By Ty Thomas, MD
In recent years, the Centers for Medicare & Medicaid Services (CMS) has been promoting value-based care (VBC) initiatives in an effort to improve the American healthcare system, and last year, CMS added pain management to the value-based care umbrella.
Value based care is a shift from a volume-based mindset to a value-based mindset. VBC aims to improve patient outcomes, enhance care quality, and reduce healthcare costs. We typically think of chronic disease conditions like diabetes, heart disease, COPD/asthma, obesity, kidney disease, mental health disorders, arthritis and cancer when we think of value-based programs because these are prevalent, have a large impact on quality of life, and have high costs. It makes sense then that CMS would try to tackle chronic pain from a value-based care position.
Chronic pain affects approximately 52 million Americans with a new case incidence rate of 52.4 per 1,000 persons per year. In comparison, diabetes incidence is 7.1, depression is 15.9, and heart failure is 10. Chronic pain patients utilize healthcare often, and can cost the system upwards of $20,000 per year more than a non-chronic pain patient.
With this in mind, VBC for chronic pain makes sense and I agree with the approach. However, VBC models’ successes are anything but clear and there have been many failures. Likewise, the successes have been modest when it comes to cost savings and patient outcomes. The implementation of these programs have been complicated and labor intensive, often costing more to implement and manage than the value returned. For most primary care doctors, VBC has been a mandatory add-on required to meet quality reporting scores in order to optimize reimbursement, and not as a valuable tool to actively manage patients.
I think VBC models have been underwhelming because the programs are add-ons to doctors current existing daily patient loads. So doctors have been tasked to get annual wellness exams (AWE) on all their patients so these patients can be better risk stratified, but the tools to manage the risks are still not incorporated into a cohesive usable tool. For example, to maintain preferred status with payers, the AWE is pushed which is used by payers to maximize insurance premium revenue. However, the identification of multiple comorbidities does nothing in terms of outcomes if those risks are not actively managed by the patient and the doctor on an ongoing basis, which is a tall ask when the doctor’s workload has been added to and not augmented to accomplish this goal.

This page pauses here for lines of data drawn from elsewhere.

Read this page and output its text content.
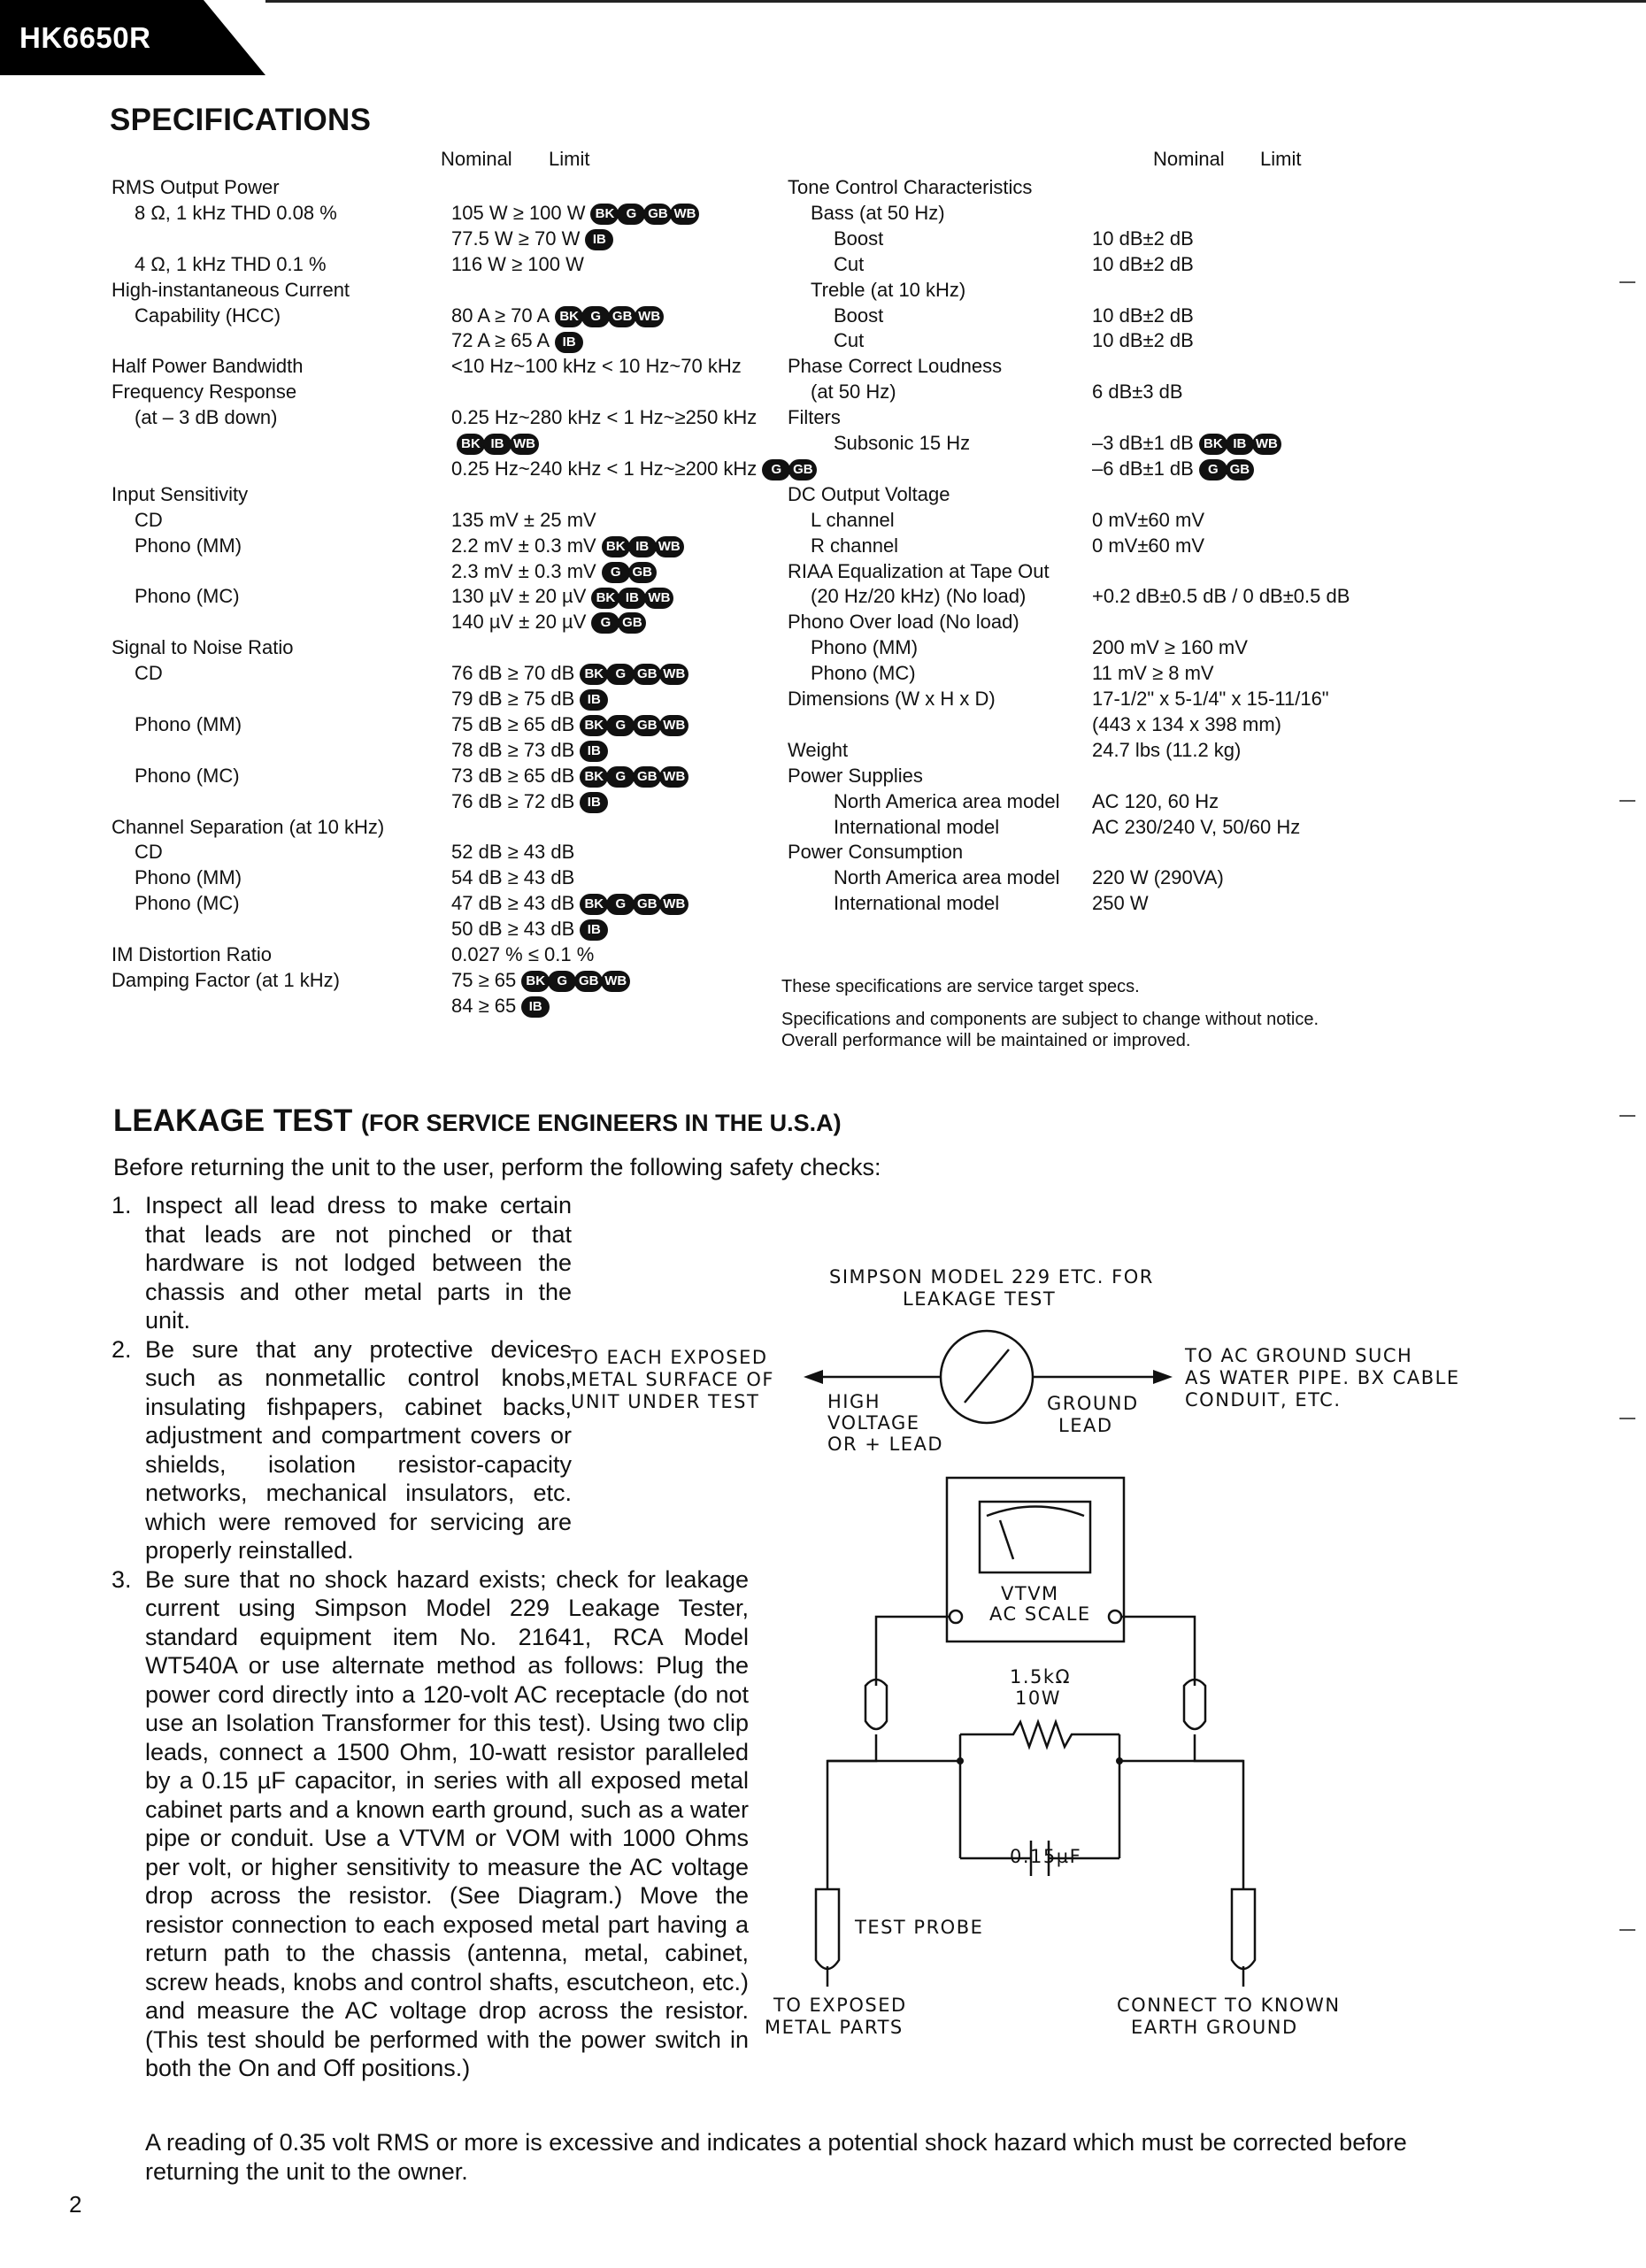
HK6650R
SPECIFICATIONS
Nominal Limit	Nominal Limit
RMS Output Power
8 Ω, 1 kHz THD 0.08 %	105 W ≥ 100 W BK G GB WB
77.5 W ≥ 70 W IB
4 Ω, 1 kHz THD 0.1 %	116 W ≥ 100 W
High-instantaneous Current
Capability (HCC)	80 A ≥ 70 A BK G GB WB
72 A ≥ 65 A IB
Half Power Bandwidth	<10 Hz~100 kHz < 10 Hz~70 kHz
Frequency Response
(at – 3 dB down)	0.25 Hz~280 kHz < 1 Hz~≥250 kHz
BK IB WB
0.25 Hz~240 kHz < 1 Hz~≥200 kHz	G GB
Input Sensitivity
CD	135 mV ± 25 mV
Phono (MM)	2.2 mV ± 0.3 mV BK IB WB
2.3 mV ± 0.3 mV	G GB
Phono (MC)	130 µV ± 20 µV BK IB WB
140 µV ± 20 µV	G GB
Signal to Noise Ratio
CD	76 dB ≥ 70 dB BK G GB WB
79 dB ≥ 75 dB IB
Phono (MM)	75 dB ≥ 65 dB BK G GB WB
78 dB ≥ 73 dB IB
Phono (MC)	73 dB ≥ 65 dB BK G GB WB
76 dB ≥ 72 dB IB
Channel Separation (at 10 kHz)
CD	52 dB ≥ 43 dB
Phono (MM)	54 dB ≥ 43 dB
Phono (MC)	47 dB ≥ 43 dB BK G GB WB
50 dB ≥ 43 dB IB
IM Distortion Ratio	0.027 % ≤ 0.1 %
Damping Factor (at 1 kHz)	75 ≥ 65 BK G GB WB
84 ≥ 65 IB
Tone Control Characteristics
Bass (at 50 Hz)
Boost	10 dB±2 dB
Cut	10 dB±2 dB
Treble (at 10 kHz)
Boost	10 dB±2 dB
Cut	10 dB±2 dB
Phase Correct Loudness
(at 50 Hz)	6 dB±3 dB
Filters
Subsonic 15 Hz	–3 dB±1 dB BK IB WB
–6 dB±1 dB	G GB
DC Output Voltage
L channel	0 mV±60 mV
R channel	0 mV±60 mV
RIAA Equalization at Tape Out
(20 Hz/20 kHz) (No load)	+0.2 dB±0.5 dB / 0 dB±0.5 dB
Phono Over load (No load)
Phono (MM)	200 mV ≥ 160 mV
Phono (MC)	11 mV ≥ 8 mV
Dimensions (W x H x D)	17-1/2" x 5-1/4" x 15-11/16"
(443 x 134 x 398 mm)
Weight	24.7 lbs (11.2 kg)
Power Supplies
North America area model AC 120, 60 Hz
International model	AC 230/240 V, 50/60 Hz
Power Consumption
North America area model 220 W (290VA)
International model	250 W
These specifications are service target specs.
Specifications and components are subject to change without notice.
Overall performance will be maintained or improved.
LEAKAGE TEST (FOR SERVICE ENGINEERS IN THE U.S.A)
Before returning the unit to the user, perform the following safety checks:
1. Inspect all lead dress to make certain that leads are not pinched or that hardware is not lodged between the chassis and other metal parts in the unit.
2. Be sure that any protective devices such as nonmetallic control knobs, insulating fishpapers, cabinet backs, adjustment and compartment covers or shields, isolation resistor-capacity networks, mechanical insulators, etc. which were removed for servicing are properly reinstalled.
3. Be sure that no shock hazard exists; check for leakage current using Simpson Model 229 Leakage Tester, standard equipment item No. 21641, RCA Model WT540A or use alternate method as follows: Plug the power cord directly into a 120-volt AC receptacle (do not use an Isolation Transformer for this test). Using two clip leads, connect a 1500 Ohm, 10-watt resistor paralleled by a 0.15 µF capacitor, in series with all exposed metal cabinet parts and a known earth ground, such as a water pipe or conduit. Use a VTVM or VOM with 1000 Ohms per volt, or higher sensitivity to measure the AC voltage drop across the resistor. (See Diagram.) Move the resistor connection to each exposed metal part having a return path to the chassis (antenna, metal, cabinet, screw heads, knobs and control shafts, escutcheon, etc.) and measure the AC voltage drop across the resistor. (This test should be performed with the power switch in both the On and Off positions.)
A reading of 0.35 volt RMS or more is excessive and indicates a potential shock hazard which must be corrected before returning the unit to the owner.
SIMPSON MODEL 229 ETC. FOR
LEAKAGE TEST
TO EACH EXPOSED
METAL SURFACE OF
UNIT UNDER TEST	HIGH
VOLTAGE
OR + LEAD
GROUND
LEAD
TO AC GROUND SUCH
AS WATER PIPE. BX CABLE
CONDUIT, ETC.
VTVM
AC SCALE
1.5kΩ
10W
0.15µF
TEST PROBE
TO EXPOSED
METAL PARTS
CONNECT TO KNOWN
EARTH GROUND
2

VBC has mostly been implemented via remote patient monitoring and chronic disease management programs. This has led to alert fatigue and non-meaningful management. That requires more from the doctor who is already overloaded. This is where AI can help.
To make VBC work, we have to automate as much possible. And automating patient monitoring with built-in interventions using software and AI can be done. At my practice, we had to develop it to make it work for chronic pain management.
For us, chronic pain management is the disease management program. We spend time making the correct diagnosis, and if it’s a chronic pain syndrome like arthritis associated degenerative spinal pain (chronic low back pain), we know it’s a management goal and not a cure goal. We set up an individualized multimodal treatment program for the patient and we monitor our results closely, often daily. In this program, our patients journal in their pain diary. We track their pain scores and progress with a treatment plan involving medication, diet, exercise, meditation or other coping skills. It’s one thing to state these things in an office visit and hand out a summary to the patient, expecting them to implement this plan. In reality, patients need more guidance and support.
Many treatment programs fail because the patient didn’t understand the program, can’t afford it, or doesn’t have time. Most of the failures are due to patient noncompliance. They didn’t get their prescription filled, they haven’t been able to schedule PT due to work or child care, they just aren’t ready for a drastic diet plan change. All of these require a level of communication often not achieved in todays’ doctor office visit.
Having the program outlined with benchmarks and to-do’s, we can have the patient use our application to execute their plan. We communicate with the patient daily about how they are doing, program to-dos for the day like moving or exercise (even walk them through the specific movements), when to take medications, log any side effects like constipation, unsteadiness, and even guide them through meditation and self-coping skills. If the pain flare is bad, they have access to get in right away for a block or medication change before a trip to the ER or Urgent Care.
We tried to find this in a platform, but it didn’t exist in a way we thought it needs to be. So we developed our own. Our platform automates our multimodal plan. We know where the pitfalls are for our patients. We know what causes them to utilize other medical resources. We can build our individualized programs to intervene before our patients need to escalate care. Our platform communicates daily with our patients via personalized, individualized preprogrammed bots with defined engagement parameters, nurse monitors, and technology to read vitals, micro-expressions, and other behavior and mental health data. The result is a toolset that can be used to accomplish value-based care objectives. However, there still has to be a doctor ready to make a timely, meaningful intervention in order for that value to be realized.
I truly believe this is the future model of all medical care. It makes sense to convert our way of providing care based on actual value, something that has been missing from medicine since fee schedules took over, and started paying all doctors the same, regardless of outcome. This will replace most in-office medicine.
Ty Thomas, MD is the co-founder of Alabama Pain Physicians.